Кто уводит их „за“ и „вовне“, святотатствует, преступает.
Они не простят.
А мне послушаются, не ищу для них поприща, в шахматах тот же обмен любви на любовь».
Давал форой ладью, что немного затягивало пред-гильотинные бдения, но — дело принципа, святой гандикап и, конечно, вслепую.
(Спиридонову иногда исключение.)
Подозревал в нем позера,
ультра-сценичные диктанты победы,
слон бьет h7, бьет g7, бьет f7,
моветон постановочной порки слабейших —
он не позерствовал, это я ошибался, ошибался во всем и драгоценные, с одинаковым, впрочем, исходом для партии, диковины сбоев его выводил из естественных, никого не щадящих преткновений невидения. О обыватель, папаша Омэ.
За спиной у Алехина двадцать досок в Чикаго,
Рихард Рети — Висбаден, Острава-Моравска — посохом тычет в рекорд.

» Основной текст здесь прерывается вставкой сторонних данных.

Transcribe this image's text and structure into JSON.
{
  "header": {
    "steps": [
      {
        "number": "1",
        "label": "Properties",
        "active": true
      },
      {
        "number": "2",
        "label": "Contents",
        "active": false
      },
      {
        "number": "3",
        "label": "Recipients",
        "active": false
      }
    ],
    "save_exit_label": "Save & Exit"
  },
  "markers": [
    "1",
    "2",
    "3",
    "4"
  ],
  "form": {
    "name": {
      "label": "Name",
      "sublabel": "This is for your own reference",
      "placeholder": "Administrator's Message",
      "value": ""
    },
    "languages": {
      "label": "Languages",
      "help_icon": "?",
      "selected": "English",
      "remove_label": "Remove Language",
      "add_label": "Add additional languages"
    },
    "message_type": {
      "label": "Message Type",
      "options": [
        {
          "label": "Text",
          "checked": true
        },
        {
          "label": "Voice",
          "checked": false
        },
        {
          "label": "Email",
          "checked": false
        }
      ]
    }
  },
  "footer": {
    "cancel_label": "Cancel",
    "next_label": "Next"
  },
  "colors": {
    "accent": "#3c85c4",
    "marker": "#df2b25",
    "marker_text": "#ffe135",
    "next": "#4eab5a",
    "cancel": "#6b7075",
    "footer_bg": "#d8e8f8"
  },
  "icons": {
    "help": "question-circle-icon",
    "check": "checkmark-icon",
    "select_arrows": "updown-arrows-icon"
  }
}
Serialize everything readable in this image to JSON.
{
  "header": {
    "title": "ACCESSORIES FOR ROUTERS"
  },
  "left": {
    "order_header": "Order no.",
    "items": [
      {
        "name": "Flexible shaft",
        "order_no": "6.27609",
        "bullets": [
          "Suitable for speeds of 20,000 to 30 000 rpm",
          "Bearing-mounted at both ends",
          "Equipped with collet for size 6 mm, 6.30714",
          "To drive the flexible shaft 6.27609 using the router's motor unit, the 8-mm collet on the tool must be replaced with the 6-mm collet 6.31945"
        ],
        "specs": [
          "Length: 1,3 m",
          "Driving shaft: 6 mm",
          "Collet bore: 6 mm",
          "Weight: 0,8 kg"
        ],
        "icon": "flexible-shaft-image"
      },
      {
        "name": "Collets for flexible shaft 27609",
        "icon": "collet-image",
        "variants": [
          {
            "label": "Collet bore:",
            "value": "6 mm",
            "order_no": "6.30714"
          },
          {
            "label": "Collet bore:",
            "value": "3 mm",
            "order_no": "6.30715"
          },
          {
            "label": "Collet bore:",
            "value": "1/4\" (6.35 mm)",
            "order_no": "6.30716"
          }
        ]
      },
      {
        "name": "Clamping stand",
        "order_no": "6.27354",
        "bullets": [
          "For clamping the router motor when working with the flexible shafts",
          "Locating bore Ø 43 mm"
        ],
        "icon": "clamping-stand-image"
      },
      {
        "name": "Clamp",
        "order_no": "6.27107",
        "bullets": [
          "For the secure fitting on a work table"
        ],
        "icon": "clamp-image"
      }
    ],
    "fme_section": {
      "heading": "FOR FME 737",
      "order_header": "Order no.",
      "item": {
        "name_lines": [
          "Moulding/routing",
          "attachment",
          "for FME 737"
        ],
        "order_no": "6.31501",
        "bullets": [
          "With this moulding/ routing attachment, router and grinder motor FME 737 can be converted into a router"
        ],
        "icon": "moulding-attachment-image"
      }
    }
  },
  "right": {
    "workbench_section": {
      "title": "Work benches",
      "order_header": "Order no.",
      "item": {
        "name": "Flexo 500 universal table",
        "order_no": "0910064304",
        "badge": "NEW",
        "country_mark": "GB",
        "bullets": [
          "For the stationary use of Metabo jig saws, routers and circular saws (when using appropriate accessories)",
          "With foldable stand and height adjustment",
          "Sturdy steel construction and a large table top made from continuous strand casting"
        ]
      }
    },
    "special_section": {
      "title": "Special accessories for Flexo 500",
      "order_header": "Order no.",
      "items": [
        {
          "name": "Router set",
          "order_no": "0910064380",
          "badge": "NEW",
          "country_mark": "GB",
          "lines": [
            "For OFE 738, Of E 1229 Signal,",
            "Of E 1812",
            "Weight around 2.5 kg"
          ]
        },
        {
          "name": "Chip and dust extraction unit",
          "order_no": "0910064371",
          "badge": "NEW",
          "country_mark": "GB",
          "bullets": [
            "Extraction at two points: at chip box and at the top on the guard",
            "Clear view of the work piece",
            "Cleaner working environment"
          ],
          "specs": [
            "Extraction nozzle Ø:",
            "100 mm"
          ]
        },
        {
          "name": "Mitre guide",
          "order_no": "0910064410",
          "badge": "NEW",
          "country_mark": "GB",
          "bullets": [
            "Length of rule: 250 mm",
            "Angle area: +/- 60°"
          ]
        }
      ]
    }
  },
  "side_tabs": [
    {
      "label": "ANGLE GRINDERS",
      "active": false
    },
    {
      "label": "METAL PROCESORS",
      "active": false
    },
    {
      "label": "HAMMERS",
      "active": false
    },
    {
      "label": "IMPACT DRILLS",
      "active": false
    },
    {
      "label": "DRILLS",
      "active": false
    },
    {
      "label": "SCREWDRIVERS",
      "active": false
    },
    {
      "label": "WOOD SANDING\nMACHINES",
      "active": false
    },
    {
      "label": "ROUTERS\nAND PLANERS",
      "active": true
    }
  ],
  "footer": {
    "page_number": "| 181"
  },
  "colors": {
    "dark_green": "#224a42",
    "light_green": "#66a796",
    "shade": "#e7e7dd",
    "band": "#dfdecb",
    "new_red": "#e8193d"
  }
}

Мы очарованы, воркуют приспешники,
профанация, негодуют пуристы,
а Мирзе все одно.
«Резон ли в эмоциях,
если играют вслепую как зрячие,
восполняя ухватками мнемотехники скошенный ракурс обзора,
если, предоставленные целительной темноте,
лезут подглядывать в скважину, напряжением перегретого мозга.
Нет, играть, как слепец,
как Тиресий-прозритель,
безумный, с разодранными лунками глаз,
ощупывающий перед собой пустоту,
наугад бредущий шатаясь, босой,
из безоких безокий,
но кое-что видит взамен.
Позабыть о фигурах, не тщась превозмочь, возместить; слепец так слепец, черный безóбразный бархат. И когда, изгнав лишнее, двуногою тьмою во тьме — ни слона, ни ферзя, одеяло на клетке — приникнешь потерянный к прутьям, в этот миг и протиснешься в будущее, чередою просчетов, „зевков“. Я там — был? Я — бываю? Ложь не мое ремесло, и скажу, что, не ведая ни о чем на доске, я в канун Раппало глупым отскоком коня осветил протоколы, которые не попали в печать, потом была закулисная Генуя, а сейчас, невпопад предлагая гамбиты, слышу „Локарно, Локарно“. Чем это слово грозит?»
Радловские записи песен на третье,
песни степные,
ковыльные вехи, кочевье,
дым пастбищ, эйлагов,
косматые шапки, овчина и овцы, слюна капает с волкодавьих клыков.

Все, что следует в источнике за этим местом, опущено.